Promote toward verified only against a real end-to-end run: trigger one workflow_dispatch board-drain on this repo that claims a single task, runs the bounded default step, commits the transition, and lands a PR through the review state without a runaway — exactly the bar Agentic "sprint board" architecture — a git-resident OKF task board worked by bounded, hook-governed Agent SDK loops §Review set. That single run is the gate before the reserved schedule: is ever considered (a near-one-way door — no cancel API). Routed follow-ups, captured not closed:

  • Cross-reference action: treat Agentic "sprint board" architecture — a git-resident OKF task board worked by bounded, hook-governed Agent SDK loops's four open questions as resolved by this record — when DEC-0024 is next edited, annotate its open-questions block + ## Review with "resolved/built in DEC-0030 (promotion pending a real dispatch)." (Not rewriting DEC-0024 here — ids are stable and history is layered, per the DEC-0023/DEC-0028 precedent.)

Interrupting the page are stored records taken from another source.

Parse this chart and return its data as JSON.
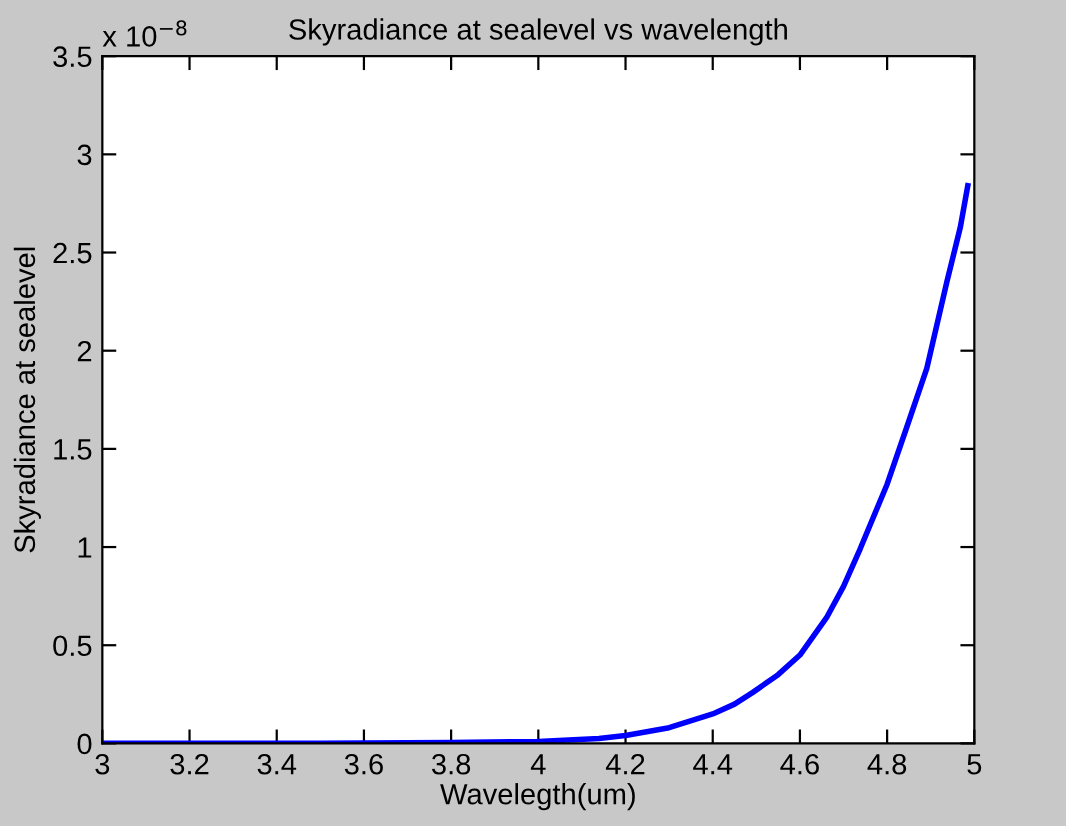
{
  "chart_data": {
    "type": "line",
    "title": "Skyradiance at sealevel vs wavelength",
    "xlabel": "Wavelegth(um)",
    "ylabel": "Skyradiance at sealevel",
    "annotations": [
      "x 10$^{−8}$"
    ],
    "series": [
      {
        "color": "#0000ff",
        "x": [
          3.0,
          3.5,
          3.8,
          4.0,
          4.139,
          4.2,
          4.3,
          4.4,
          4.45,
          4.492,
          4.55,
          4.6,
          4.661,
          4.7,
          4.738,
          4.8,
          4.845,
          4.891,
          4.937,
          4.968,
          4.985
        ],
        "values": [
          0.0,
          0.001,
          0.004,
          0.01,
          0.025,
          0.04,
          0.08,
          0.15,
          0.2,
          0.26,
          0.35,
          0.45,
          0.64,
          0.8,
          0.99,
          1.32,
          1.61,
          1.91,
          2.35,
          2.63,
          2.84
        ]
      }
    ],
    "xlim": [
      3,
      5
    ],
    "ylim": [
      0,
      3.5
    ],
    "xticks": [
      3,
      3.2,
      3.4,
      3.6,
      3.8,
      4,
      4.2,
      4.4,
      4.6,
      4.8,
      5
    ],
    "yticks": [
      0,
      0.5,
      1,
      1.5,
      2,
      2.5,
      3,
      3.5
    ],
    "grid": false,
    "legend": false
  }
}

  • Principal Knowledge-Format Architect — resolve the dangling role edges: author type: role atoms (or record a decision that owner/assignee are deliberately un-resolvable handles) and flag dangling owner/assignee in validateGraph. Sequence Resolve the decision `reversibility` schema conformance gap (the keystone parser) so a CI graph-lint over knowledge/** can catch this class.
  • Astro Starlight Engineer / board workstream — align the stale-lease grace across the site, runtime, and hook (one shared LEASE_STALE_GRACE_MS); accept the task free-text status in the site content schema so knowledge/tasks/ renders on our own surface (the integration-seam defect already logged this session — Render the board as a derived `/board` surface in @dossier/site).
  • Runtime/architect — correct the hook docs to describe the backstop precisely (Actions concurrency:{group} serializes the default worker; in-worker verify-HEAD is reserved with AgentSdkBoardWorker); roll the demo claimed task's historical lease_expires to a live-looking value (or annotate it as an intentional stale-lease exemplar) so the dogfood board shows a healthy claim (Honor robots.txt in the keyless HttpConnector); trim the tasks/index.md "Current board" table to a link list (or label it a seed-time snapshot) so it does not become a second, drifting copy of status.
  • Live activation (separate, gated) — implement AgentSdkBoardWorker.execute as a bounded SDK session (maxTurns + maxBudgetUsd) behind ANTHROPIC_API_KEY, add a key-gated smoke test mirroring the live eval, wire the claim-guard into settings.json, and only then consider the reserved schedule:.